Z. M. Grinspan (1, 2, 3), Y. C. Eldar (4), D. Gopher (5), A. Gottlieb (5), R. Lammfromm (5), H. S. Mangat (3, 6), N. Peleg (4), S. Pon (2, 3), I. Rozenberg (4), N. D. Schiff (3, 6, 7), D. E. Stark (8), P. Yan (3, 6), H. Pratt (9), B. E. Kosofsky (2, 3, 6, 7)
(1) Department of Healthcare Policy & Research, Weill Cornell Medicine, New York, NY; (2) Department of Pediatrics, Weill Cornell Medicine, New York, NY; (3) New York-Presbyterian Hospital, New York, NY; (4) Faculty of Electrical Engineering, Technion Israel Institute of Technology, Haifa, Israel; (5) Faculty of Industrial Engineering and Management, Technion Israel Institute of Technology, Haifa, Israel; (6) Department of Neurology, Weill Cornell Medicine, New York, NY; (7) Brain and Mind Research Institute, Weill Cornell Medical College, New York, NY; (8) Departments of Medicine and Bioengineering, Stanford University, Stanford, CA; (9) Faculties of Medicine and Biomedical Engineering, Technion Israel Institute of Technology, Haifa, Israel
Pediatric intensive care units [N02.278.388.493.390], neurology [H02.403.600], biomedical engineering [H02.070], informatics [L01.313], data display [F02.784.412.221]
Background: Physicians caring for children with serious acute neurologic disease must process overwhelming amounts of physiological and medical information. Strategies to optimize real time display of this information are understudied.

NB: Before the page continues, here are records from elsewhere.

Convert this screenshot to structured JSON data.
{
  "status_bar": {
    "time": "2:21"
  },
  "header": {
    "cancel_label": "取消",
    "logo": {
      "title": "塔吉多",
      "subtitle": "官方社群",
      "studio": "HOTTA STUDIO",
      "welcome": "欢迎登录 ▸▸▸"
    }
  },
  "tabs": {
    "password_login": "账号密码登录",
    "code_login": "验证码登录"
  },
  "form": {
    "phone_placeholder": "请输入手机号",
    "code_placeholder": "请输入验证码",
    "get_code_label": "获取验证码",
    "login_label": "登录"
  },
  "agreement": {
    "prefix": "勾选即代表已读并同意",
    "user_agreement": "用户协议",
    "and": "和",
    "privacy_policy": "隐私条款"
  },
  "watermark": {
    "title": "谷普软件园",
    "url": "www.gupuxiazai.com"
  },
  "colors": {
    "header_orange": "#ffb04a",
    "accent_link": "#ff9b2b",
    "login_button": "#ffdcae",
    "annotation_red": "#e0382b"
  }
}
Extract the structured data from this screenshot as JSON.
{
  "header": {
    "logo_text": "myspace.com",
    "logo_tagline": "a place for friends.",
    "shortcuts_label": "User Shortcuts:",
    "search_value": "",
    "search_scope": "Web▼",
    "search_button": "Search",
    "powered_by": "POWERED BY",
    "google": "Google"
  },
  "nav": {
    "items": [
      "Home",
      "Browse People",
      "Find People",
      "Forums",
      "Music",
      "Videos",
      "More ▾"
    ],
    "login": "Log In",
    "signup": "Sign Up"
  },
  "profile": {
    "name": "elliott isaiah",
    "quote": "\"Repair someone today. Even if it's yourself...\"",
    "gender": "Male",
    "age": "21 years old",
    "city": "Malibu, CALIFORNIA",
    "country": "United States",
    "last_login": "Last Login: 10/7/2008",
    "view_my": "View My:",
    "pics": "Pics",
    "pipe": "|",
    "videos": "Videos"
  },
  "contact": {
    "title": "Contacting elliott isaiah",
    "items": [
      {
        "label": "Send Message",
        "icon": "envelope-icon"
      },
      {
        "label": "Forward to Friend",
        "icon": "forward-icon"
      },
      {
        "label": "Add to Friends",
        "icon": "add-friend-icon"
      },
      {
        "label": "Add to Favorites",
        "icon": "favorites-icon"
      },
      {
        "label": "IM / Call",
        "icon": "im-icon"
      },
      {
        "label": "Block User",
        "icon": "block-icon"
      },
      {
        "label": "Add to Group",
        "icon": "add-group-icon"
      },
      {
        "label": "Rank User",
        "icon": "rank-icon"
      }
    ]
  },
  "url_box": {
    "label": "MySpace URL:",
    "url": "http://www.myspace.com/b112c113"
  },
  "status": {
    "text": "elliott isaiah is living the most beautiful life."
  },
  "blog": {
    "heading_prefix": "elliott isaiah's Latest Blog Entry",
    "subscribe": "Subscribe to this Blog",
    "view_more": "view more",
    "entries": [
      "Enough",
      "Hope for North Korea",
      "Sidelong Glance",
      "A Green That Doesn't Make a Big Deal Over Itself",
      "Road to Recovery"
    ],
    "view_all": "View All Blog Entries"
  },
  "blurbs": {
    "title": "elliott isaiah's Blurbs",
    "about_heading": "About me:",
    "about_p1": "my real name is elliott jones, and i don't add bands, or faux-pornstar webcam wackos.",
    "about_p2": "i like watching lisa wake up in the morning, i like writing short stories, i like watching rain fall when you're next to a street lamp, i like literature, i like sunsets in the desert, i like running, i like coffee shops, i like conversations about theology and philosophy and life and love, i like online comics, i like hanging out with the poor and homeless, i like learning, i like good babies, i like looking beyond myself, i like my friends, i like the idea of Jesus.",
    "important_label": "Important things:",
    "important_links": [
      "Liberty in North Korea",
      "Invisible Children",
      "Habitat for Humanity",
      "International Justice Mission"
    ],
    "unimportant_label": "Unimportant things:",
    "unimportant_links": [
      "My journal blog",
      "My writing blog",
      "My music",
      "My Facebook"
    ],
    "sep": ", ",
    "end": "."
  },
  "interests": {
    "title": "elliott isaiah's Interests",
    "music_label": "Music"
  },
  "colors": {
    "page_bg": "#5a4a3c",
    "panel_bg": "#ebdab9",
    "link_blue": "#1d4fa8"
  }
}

Objectives: Our goal was to engage clinical and engineering experts to develop guiding principles for creating a pediatric neurology intensive care unit (neuroPICU) monitor that integrates and displays data from multiple sources in an intuitive and informative manner.
Methods: To accomplish this goal, an international group of physicians and engineers communicated regularly for one year. We integrated findings from clinical observations, interviews, a survey, signal processing, and visualization exercises to develop a concept for a neuroPICU display.
Results: Key conclusions from our efforts include: (1) A neuroPICU display should support (a) rapid review of retrospective time series (i.e. cardiac, pulmonary, and neurologic physiology data), (b) rapidly modifiable formats for viewing that data according to the specialty of the reviewer, and (c) communication of the degree of risk of clinical decline. (2) Specialized visualizations of physiologic parameters can highlight abnormalities in multivariable temporal data. Examples include 3-D stacked spider plots and color coded time series plots. (3) Visual summaries of EEG with spectral tools (i.e. hemispheric asymmetry and median power) can highlight seizures via patient-specific “fingerprints.” (4) Intuitive displays should emphasize subsets of physiology and processed EEG data to provide a rapid gestalt of the current status and medical stability of a patient.
Conclusions: A well-designed neuroPICU display must present multiple datasets in dynamic, flexible, and informative views to accommodate clinicians from multiple disciplines in a variety of clinical scenarios.